Hau Hau ha due anni, non parla e barcolla quando cammina, ma usa l’iPhone e ama la “danza”. Cerca sul cellulare di sua madre Ley un videoclip di musica tecno-cino, decisamente tamarra, e si diverte ad imitare i ballerini, mentre sgambettano sullo schermo in improbabili completini verde fosforescente e giallo limone. Alza il volume a stecca, saltella qua e la ad un ritmo incessante e psichedelico, batte le mani e si butta per terra quando anche i suoi beniamini lo fanno. Va avanti così per ore, copiando le mossette come un artista consumato, sempre e solo la stessa canzone che spacca i timpani (e le balle) a tutti quanti, familiari compresi. Poi, alla duecentesima volta che la scena si ripete, quando il cellulare ormai e’ scarico ed è pure ora di finirla perché il pranzo e’ servito, lui piange disperato. I nonni hanno appena preso un cucciolo di cane spelacchiato e puzzolente, e lui per consolarsi si mette a strapazzarlo senza pietà, come un uovo al tegamino. Lo seguo con lo sguardo, preoccupata perché credo che lo farà cadere nella stufa e ci toccherà mangiarlo a cena. Questo bambino e’ un toro. Un’ora prima, mentre suo zio lo sorvegliava, e’ caduto dal sentiero di cemento dietro casa e si è scorticato mezza faccia, ma non ha quasi versato una lacrima. Suo nonno, intento a spennare l’oca, e’ accorso fulmineo e con mano sapiente ha coperto la ferita con foglie di tabacco fresche, appena tritate. Incredibilmente ha smesso subito di sanguinare.
Dopo pranzo vado a fare due passi dietro casa, dove trovo Hau Hau tutto solo nel luogo in cui poco prima si è spaccato la faccia, mentre grida ed indica agitato verso la cima del sentiero. Apprensiva, lo stringo per mano e lo accompagno su per la salita, per capire cosa sta cercando. Troviamo il suo cucciolo pancia all’aria, tra le zampe di un altro cane adulto e ringhiante. Hau Hau si dibatte dalla mia stretta, vuole salvare il suo amico! Cazzarola non so che fare: mentre cerco di afferrare il cagnetto, senza lasciare la mano del bambino per evitare che si butti di nuovo giù dalla scarpata e senza farmi mordere dall’altro cane, Hau Hau parte all’attacco vorticando calci e pugni al cattivone e riuscendo a fargli mollare la presa. Giustizia e’ stata fatta, sollevata e sbigottita della grinta dimostrata dal mio nuovo piccolo amico, trascino via entrambi prima che sopraggiunga qualcos’altro a guastarci il lieto fine. Hau Hau dal canto suo pare molto soddisfatto.
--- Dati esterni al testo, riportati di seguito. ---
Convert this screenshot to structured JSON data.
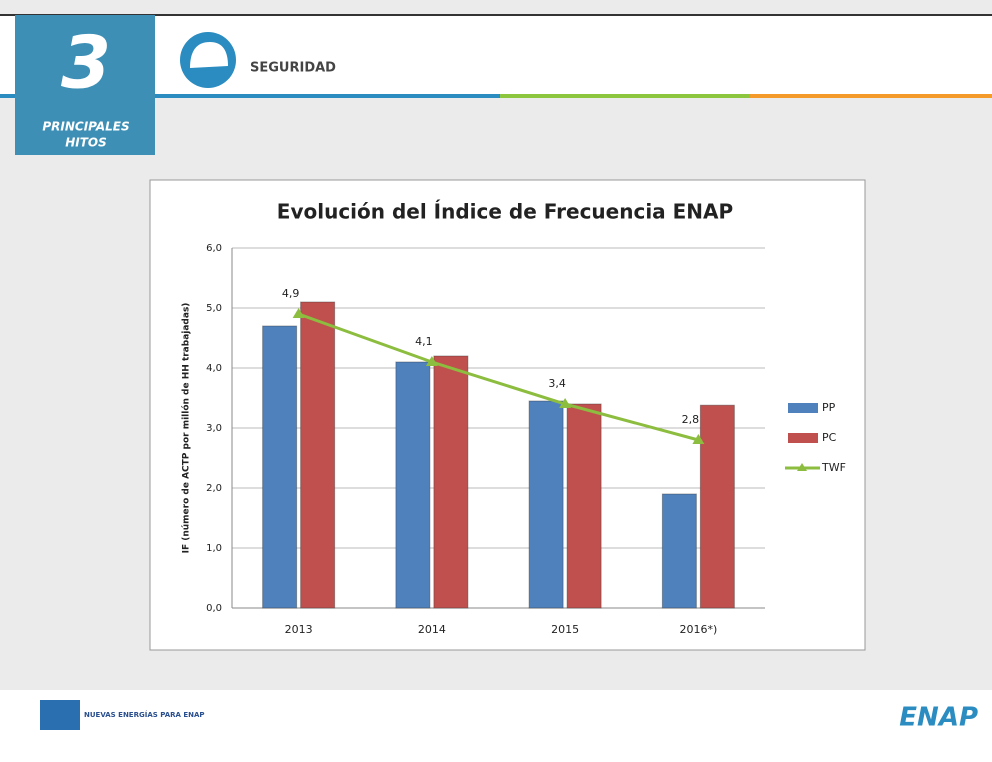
{
  "header": {
    "number": "3",
    "subtitle_line1": "PRINCIPALES",
    "subtitle_line2": "HITOS",
    "section": "SEGURIDAD"
  },
  "footer": {
    "logo_left": "NUEVAS ENERGÍAS PARA ENAP",
    "logo_right": "ENAP"
  },
  "chart_data": {
    "type": "bar",
    "title": "Evolución del Índice de Frecuencia ENAP",
    "ylabel": "IF (número de ACTP por millón de HH trabajadas)",
    "categories": [
      "2013",
      "2014",
      "2015",
      "2016*)"
    ],
    "series": [
      {
        "name": "PP",
        "color": "#4f81bd",
        "values": [
          4.7,
          4.1,
          3.45,
          1.9
        ]
      },
      {
        "name": "PC",
        "color": "#c0504d",
        "values": [
          5.1,
          4.2,
          3.4,
          3.38
        ]
      },
      {
        "name": "TWF",
        "type": "line",
        "color": "#8cbd3f",
        "values": [
          4.9,
          4.1,
          3.4,
          2.8
        ],
        "value_labels": [
          "4,9",
          "4,1",
          "3,4",
          "2,8"
        ]
      }
    ],
    "ylim": [
      0,
      6
    ],
    "yticks": [
      {
        "value": 0,
        "label": "0,0"
      },
      {
        "value": 1,
        "label": "1,0"
      },
      {
        "value": 2,
        "label": "2,0"
      },
      {
        "value": 3,
        "label": "3,0"
      },
      {
        "value": 4,
        "label": "4,0"
      },
      {
        "value": 5,
        "label": "5,0"
      },
      {
        "value": 6,
        "label": "6,0"
      }
    ],
    "grid": true,
    "legend": "right"
  }
}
La nostra famiglia passa il pomeriggio a spadellare, affannata nei preparativi del grande party notturno. Tutti cucinano uomini compresi, mentre le donne a turno si preparano indossando gli abiti tradizionali di ciniglia blu e si acconciano le chiome in enormi pomodori, puntati sul capo con sgargianti fiori di plastica e pettinini d’argento. In realtà si aiutano con capelli finti, lunghe code di cavallo che incrementano i volumi, come una specie di push up. Noi ci leviamo di torno per lasciarli lavorare, seguiamo il padre di Ley nei boschi, alla ricerca di fantomatiche ghiande, un po’ nocciole un po’ castagne, che non riusciremo mai a trovare. Il vecchio sembra quasi intimorito dalla nostra presenza, dall’impossibilità di comunicare con noi, e quando gli spieghiamo a gesti che intendiamo tornare al villaggio, mi pare quasi sollevato. L’aria e’ satura di umidità, la nebbia inizia a salire dal fondovalle e fa sembrare la vegetazione ancora più folta, camminiamo su tappeti di foglie morte e ghiande cadute. Attraversiamo il villaggio e le risaie, passiamo accanto a una famiglia che sta macellano un capretto, cammino ad occhi bassi, non voglio vedere l’agonia della bestiola, mi basta il suo belato.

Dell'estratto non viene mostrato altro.